In my view, it is a big win to partition large tables such that each
partition holds no more than 5 million rows.  This keeps the indexes
small, and the query engine can quite easily skip huge hunks of them
on many queries.  Also, reindexes can be done pretty quickly and in my
case without seriously disrupting the application -- each table
reindexes in under 5 or 10 seconds.  When this was all one table, a
reindex op would lock up the application for upwards of two hours.
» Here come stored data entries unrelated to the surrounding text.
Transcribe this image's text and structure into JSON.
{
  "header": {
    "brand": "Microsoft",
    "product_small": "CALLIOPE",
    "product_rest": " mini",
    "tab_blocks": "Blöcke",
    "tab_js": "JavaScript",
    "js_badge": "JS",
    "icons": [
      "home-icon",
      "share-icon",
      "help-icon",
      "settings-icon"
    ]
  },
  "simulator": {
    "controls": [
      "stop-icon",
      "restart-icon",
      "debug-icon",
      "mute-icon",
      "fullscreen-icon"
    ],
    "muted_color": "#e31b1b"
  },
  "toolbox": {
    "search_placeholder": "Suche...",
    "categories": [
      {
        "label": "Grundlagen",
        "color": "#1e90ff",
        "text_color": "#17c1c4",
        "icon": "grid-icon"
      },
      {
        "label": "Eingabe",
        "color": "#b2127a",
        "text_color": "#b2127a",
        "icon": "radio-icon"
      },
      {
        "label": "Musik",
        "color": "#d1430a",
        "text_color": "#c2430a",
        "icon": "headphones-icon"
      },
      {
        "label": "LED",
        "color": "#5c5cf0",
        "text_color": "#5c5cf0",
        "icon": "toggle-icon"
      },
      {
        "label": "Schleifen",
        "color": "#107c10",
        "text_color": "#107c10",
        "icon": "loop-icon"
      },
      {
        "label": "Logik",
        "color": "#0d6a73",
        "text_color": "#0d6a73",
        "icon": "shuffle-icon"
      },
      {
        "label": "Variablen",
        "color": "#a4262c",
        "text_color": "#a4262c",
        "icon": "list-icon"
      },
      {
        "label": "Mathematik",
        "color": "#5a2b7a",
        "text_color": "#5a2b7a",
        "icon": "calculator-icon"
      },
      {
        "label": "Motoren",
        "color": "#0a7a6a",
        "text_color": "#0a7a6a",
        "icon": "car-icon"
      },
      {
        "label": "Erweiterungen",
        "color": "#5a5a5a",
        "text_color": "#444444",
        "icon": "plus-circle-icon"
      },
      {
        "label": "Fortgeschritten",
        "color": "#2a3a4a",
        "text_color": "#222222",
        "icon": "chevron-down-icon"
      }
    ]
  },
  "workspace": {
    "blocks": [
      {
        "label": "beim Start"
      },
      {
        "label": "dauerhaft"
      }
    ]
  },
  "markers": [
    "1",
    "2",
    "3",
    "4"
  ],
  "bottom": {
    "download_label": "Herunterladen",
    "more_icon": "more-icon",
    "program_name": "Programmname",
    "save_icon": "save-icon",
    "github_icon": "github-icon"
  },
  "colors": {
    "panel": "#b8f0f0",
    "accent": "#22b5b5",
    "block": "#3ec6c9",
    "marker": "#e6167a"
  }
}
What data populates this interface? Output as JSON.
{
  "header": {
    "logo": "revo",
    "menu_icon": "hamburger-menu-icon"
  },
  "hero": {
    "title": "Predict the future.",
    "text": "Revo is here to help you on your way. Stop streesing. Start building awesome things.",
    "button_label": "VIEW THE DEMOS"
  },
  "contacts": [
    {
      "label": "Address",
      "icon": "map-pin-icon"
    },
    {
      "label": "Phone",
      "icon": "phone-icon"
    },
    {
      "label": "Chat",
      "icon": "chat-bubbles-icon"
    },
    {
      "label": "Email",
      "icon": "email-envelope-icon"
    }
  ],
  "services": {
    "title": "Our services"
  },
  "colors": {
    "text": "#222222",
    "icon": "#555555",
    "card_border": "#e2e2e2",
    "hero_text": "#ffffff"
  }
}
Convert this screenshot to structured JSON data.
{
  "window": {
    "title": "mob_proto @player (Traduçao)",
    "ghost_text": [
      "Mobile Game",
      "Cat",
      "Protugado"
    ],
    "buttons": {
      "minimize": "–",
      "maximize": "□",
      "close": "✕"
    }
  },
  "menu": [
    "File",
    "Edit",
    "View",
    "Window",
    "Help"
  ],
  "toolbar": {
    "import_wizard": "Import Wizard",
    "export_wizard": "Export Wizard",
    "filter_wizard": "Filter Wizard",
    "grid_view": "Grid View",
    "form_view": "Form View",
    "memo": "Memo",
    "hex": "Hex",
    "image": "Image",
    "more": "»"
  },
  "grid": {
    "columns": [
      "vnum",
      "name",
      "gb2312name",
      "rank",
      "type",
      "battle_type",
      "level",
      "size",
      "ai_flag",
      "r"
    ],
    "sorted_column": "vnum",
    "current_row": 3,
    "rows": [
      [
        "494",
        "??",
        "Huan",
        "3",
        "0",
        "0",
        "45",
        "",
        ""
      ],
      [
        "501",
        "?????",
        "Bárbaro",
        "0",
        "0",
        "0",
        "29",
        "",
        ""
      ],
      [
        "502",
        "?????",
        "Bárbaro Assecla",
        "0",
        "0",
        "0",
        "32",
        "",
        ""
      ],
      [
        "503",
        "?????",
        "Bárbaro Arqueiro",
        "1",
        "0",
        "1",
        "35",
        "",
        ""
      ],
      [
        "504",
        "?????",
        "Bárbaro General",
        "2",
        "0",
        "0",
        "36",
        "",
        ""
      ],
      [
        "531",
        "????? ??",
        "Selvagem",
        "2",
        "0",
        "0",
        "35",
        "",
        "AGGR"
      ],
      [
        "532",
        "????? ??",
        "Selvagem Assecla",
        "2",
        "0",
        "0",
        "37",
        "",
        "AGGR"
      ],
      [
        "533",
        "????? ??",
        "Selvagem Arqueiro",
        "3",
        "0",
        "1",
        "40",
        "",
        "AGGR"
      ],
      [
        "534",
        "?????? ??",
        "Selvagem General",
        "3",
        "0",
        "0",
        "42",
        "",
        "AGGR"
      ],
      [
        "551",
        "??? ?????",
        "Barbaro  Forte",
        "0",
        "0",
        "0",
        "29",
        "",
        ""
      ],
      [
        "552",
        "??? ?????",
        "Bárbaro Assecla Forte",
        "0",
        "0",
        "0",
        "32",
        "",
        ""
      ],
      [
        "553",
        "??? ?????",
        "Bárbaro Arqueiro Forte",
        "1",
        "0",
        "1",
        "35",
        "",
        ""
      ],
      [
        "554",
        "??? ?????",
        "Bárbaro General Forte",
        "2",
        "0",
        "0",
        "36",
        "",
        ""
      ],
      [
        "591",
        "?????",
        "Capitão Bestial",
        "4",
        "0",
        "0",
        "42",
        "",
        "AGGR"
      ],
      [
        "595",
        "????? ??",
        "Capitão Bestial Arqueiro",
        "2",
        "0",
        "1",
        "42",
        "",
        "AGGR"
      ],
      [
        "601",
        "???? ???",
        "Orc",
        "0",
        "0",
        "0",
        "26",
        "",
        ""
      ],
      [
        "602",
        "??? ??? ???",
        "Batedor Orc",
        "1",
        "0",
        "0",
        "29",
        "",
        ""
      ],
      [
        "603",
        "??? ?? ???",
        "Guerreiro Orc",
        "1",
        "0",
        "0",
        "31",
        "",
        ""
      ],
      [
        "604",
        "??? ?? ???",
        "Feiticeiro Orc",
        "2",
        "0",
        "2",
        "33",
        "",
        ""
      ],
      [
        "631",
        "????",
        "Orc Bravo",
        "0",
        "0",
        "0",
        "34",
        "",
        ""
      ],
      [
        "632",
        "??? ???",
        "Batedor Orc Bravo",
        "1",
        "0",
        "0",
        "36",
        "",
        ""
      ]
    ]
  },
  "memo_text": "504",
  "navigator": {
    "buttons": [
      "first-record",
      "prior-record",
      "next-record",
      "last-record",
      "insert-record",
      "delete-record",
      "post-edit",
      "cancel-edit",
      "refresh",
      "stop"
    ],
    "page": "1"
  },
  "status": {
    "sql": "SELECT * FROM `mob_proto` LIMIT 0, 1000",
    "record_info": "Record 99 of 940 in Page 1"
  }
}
Re: Performance impact of hundreds of partitions

От
Alvaro Herrera
Дата:
Vick Khera wrote:
> On Wed, Apr 21, 2010 at 6:45 AM, Leonardo F <m_lists@yahoo.it> wrote:
> > "The partitioning code isn't designed to scale beyond a few dozen partitions"
> >
> > Is it mainly a planning problem or an execution time problem?
> >
>
> I'll bet that is related to the planning and constraint exclusion
> parts.  I have a couple of tables split into 100 partitions, and they
> work extremely well.

Keep in mind that 100 is only 8 dozen ...

--
Alvaro Herrera                                http://www.CommandPrompt.com/
The PostgreSQL Company - Command Prompt, Inc.

Re: Performance impact of hundreds of partitions

От
Leonardo F
Дата:
> The thing that takes the longest is planning queries. I made THAT problem just
> go away for the most part by using cached queries (only works within the same
> database connection, but thats no problem for me).


What do you mean by "cached queries"? Prepared statements?